Of course, there well may be actions behind the scenes. And with conflict come all sorts of collateral issues, misperceptions, and side battles that make it hard to parse the larger questions from afar.
Perhaps the real issue with the diocese’s hands-off approach is that it fears loss of revenue, since it has no mandatory level of giving for parishes. And at this late date, it seems unlikely that the diocese can get such a measure through, unless maybe via action at the executive committee level.
Ironically, the diocese’s hands-off approach to conflict, in this author’s experience, consistently has the opposite effect. Indeed, one has only to look at the outcome of the many years during which the diocese ignored the increasingly brazen CANA crowd to see how conflict ignored became conflict multiplied. During that time, Bishop Lee even had clergy working at diocesan headquarters who were aligned with the dissident factions. While this may indeed align with Christian charity and inclusion, it hardly seems a good idea.
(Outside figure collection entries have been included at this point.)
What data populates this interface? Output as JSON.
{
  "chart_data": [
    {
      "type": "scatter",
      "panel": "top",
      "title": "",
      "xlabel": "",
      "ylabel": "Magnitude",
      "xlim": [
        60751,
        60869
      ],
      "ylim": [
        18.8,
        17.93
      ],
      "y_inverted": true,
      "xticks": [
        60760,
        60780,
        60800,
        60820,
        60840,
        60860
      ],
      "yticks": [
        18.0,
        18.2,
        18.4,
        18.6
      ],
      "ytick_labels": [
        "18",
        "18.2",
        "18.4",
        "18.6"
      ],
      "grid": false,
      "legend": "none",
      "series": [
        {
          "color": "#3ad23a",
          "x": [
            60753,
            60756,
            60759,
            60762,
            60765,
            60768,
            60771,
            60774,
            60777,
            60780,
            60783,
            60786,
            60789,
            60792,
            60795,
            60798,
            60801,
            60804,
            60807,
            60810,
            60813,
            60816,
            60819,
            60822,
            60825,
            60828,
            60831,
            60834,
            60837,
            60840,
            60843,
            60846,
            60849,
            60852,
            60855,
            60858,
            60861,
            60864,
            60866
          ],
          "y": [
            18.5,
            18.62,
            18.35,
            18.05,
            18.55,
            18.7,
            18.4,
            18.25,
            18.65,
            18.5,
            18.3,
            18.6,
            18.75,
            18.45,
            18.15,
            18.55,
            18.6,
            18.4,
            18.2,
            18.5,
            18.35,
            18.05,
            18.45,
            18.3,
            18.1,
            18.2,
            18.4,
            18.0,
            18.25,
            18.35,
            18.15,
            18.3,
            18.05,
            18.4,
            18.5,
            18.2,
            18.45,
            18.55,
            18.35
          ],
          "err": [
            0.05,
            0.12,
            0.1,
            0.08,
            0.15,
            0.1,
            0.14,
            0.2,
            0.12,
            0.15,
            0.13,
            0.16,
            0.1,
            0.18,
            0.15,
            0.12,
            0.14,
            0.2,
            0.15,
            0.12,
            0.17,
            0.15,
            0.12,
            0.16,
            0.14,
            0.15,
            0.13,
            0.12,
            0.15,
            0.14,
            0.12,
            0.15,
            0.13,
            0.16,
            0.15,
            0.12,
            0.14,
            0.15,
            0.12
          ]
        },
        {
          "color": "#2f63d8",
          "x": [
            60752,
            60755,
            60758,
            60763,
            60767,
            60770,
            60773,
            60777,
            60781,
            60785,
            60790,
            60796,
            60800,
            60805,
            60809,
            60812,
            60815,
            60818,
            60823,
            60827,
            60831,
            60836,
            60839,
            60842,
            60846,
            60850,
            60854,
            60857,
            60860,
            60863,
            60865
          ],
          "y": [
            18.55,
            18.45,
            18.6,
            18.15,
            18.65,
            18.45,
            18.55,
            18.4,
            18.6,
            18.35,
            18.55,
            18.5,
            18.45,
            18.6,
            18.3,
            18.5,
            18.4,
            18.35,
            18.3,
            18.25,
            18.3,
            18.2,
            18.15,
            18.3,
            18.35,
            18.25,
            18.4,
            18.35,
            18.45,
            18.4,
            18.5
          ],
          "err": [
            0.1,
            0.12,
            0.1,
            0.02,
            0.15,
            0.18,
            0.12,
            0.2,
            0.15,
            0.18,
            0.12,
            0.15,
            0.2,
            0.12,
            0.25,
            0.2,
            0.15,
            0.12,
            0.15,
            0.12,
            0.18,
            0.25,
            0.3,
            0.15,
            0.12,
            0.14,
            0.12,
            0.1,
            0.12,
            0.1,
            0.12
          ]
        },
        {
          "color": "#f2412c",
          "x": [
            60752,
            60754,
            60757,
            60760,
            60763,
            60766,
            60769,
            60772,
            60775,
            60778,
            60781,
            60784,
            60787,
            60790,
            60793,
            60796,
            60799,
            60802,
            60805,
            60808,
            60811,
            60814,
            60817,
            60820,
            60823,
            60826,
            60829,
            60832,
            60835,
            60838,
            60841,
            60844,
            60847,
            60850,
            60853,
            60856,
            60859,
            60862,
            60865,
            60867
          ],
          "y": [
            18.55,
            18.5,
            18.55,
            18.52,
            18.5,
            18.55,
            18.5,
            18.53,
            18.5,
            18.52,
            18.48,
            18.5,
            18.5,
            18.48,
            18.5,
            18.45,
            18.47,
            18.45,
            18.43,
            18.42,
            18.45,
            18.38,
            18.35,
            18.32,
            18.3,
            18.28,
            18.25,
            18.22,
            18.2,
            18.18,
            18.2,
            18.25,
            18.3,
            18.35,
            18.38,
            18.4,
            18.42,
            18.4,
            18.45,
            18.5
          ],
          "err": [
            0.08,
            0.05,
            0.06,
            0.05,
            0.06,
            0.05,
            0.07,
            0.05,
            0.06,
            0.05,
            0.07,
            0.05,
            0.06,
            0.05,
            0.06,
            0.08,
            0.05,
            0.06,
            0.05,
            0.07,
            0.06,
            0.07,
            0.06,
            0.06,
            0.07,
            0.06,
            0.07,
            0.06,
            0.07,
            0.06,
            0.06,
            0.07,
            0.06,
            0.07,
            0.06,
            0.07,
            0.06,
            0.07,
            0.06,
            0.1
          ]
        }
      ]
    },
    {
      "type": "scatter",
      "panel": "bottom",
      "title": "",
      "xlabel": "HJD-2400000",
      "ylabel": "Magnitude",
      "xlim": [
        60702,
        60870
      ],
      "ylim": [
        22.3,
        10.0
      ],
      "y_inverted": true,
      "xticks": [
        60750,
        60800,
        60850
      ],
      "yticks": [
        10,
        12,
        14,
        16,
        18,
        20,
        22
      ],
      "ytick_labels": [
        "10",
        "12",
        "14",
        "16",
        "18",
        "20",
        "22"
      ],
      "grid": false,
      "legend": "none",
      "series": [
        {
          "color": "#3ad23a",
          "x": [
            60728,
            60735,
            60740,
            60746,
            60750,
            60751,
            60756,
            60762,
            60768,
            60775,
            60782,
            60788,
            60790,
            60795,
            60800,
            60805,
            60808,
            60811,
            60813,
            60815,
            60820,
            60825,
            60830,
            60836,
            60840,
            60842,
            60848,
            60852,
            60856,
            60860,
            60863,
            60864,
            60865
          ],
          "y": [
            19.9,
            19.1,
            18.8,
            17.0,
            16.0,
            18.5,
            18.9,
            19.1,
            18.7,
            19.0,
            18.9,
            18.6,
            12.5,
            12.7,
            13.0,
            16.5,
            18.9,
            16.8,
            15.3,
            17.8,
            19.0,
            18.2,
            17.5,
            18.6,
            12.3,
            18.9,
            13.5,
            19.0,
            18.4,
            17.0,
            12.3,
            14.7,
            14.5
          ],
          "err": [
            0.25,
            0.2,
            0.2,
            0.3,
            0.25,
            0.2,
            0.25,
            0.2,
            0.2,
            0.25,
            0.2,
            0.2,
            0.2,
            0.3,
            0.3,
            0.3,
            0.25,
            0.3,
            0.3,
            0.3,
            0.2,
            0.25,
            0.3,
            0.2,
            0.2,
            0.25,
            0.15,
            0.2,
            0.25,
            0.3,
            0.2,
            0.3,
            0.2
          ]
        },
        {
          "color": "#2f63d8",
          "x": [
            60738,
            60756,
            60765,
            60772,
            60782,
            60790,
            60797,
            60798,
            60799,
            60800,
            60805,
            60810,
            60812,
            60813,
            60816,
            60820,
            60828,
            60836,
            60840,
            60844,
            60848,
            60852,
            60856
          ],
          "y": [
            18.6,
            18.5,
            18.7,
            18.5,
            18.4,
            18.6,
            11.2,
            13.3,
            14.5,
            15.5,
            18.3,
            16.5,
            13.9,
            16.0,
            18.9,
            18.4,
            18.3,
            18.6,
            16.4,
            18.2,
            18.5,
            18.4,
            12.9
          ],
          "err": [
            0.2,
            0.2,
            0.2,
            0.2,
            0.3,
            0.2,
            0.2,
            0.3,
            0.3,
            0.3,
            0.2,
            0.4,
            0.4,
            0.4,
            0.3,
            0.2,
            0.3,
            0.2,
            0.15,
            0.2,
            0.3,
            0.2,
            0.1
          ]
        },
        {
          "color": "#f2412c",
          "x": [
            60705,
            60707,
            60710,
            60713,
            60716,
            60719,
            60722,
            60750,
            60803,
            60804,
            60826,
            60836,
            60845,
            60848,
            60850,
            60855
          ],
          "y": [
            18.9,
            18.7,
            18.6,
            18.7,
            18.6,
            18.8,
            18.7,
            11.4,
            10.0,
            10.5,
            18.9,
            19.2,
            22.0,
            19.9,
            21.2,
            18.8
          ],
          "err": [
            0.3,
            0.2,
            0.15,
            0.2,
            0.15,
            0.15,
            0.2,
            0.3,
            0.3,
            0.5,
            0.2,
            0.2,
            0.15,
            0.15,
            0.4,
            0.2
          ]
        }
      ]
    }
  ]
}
For the record, while St. Anne’s would not be a great fit for this author, it’s a lovely place, and the people wonderful.
It is sad indeed that St. Anne’s finds itself in turmoil. And even sadder that DioVA does not appear to be stepping up to the plate to be an honest broker and to work for healing and reconciliation.
Just how will DioVA work for racial reconciliation when it cannot heal conflict in its own parishes?